Hal yang paling mendasar, kata dia, adalah dalam membangun penegakan hukum dan keadilan. Sebab, penegakan hukum sesungguhnya sangat penting dilakukan karena tak hanya sebagai landasan utama bagi pembangunan ekonomi saja tapi juga politik dan sosial budaya.
Terpuruk
? ?Sementara itu, laporan Bank Dunia sempat menyatakan bahwa Indonesia menghadapi dua masalah yang serius dan sulit ditemukan jalan keluarnya. Yaitu, inflasi yang tinggi dan daya beli masyarakat yang turun.
Padahal, pertumbuhan ekonomi ditopang oleh konsumsi. Konsumsi menyumbang 53 persen PDB. Kalau daya beli jatuh maka otomatis pajak jatuh.

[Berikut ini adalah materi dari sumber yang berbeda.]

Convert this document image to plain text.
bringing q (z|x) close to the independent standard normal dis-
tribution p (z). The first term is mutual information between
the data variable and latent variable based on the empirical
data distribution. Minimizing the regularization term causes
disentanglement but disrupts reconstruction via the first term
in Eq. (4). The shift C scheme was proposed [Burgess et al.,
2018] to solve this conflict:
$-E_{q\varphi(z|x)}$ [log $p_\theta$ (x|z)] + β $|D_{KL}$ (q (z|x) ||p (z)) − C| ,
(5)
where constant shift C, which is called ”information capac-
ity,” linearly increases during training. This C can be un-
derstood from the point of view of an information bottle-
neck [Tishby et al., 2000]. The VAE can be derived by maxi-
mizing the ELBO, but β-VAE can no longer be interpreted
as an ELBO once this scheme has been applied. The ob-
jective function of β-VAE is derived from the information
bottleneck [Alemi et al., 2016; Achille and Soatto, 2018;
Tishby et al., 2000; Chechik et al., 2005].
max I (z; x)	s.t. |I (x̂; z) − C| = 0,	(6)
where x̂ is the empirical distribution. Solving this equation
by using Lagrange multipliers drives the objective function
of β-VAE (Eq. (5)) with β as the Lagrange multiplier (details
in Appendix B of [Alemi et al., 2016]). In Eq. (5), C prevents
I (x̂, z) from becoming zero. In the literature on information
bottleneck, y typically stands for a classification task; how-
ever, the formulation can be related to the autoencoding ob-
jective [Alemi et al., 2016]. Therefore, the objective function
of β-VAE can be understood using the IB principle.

''Siapa yang memukul daya beli masyarakat? Jokowi sendiri. Pertama, Presiden dengan tanpa ragu ragu dan penuh keberanian menaikkan harga bahan bakar minyak tepat di awal pemerintahanya,''kata analis ekonomi, Salamuddin Daeng, di Jakarta, Minggu (16/7/2017).?
Menurut dia, pertumbuhan ekonomi yang terjadi sekarang hanya ditopang oleh tambahan utang pemerintah yang bernilai lebih dari Rp1000 triliun dalam 2,5 tahun terakhir, dan kemungkinan Rp1500 triliun dalam 3 tahun anggaran. Sandaran ekonomi pada utang tidak akan berdampak pada penerimaan pajak uang yang berarti. Pada tahap selanjutnya utang akan menjadi beban fiskal.
Sementara, utang tidak digunakan sebagai belanja dalam kegiatan yang menciptakan multiplier effect terhadap ekonomi dalam negeri. Utang sebagian besar digunakan untuk membeli barang-barang impor yang menciptakan dampak berganda bagi keuntungan bagi negara lain.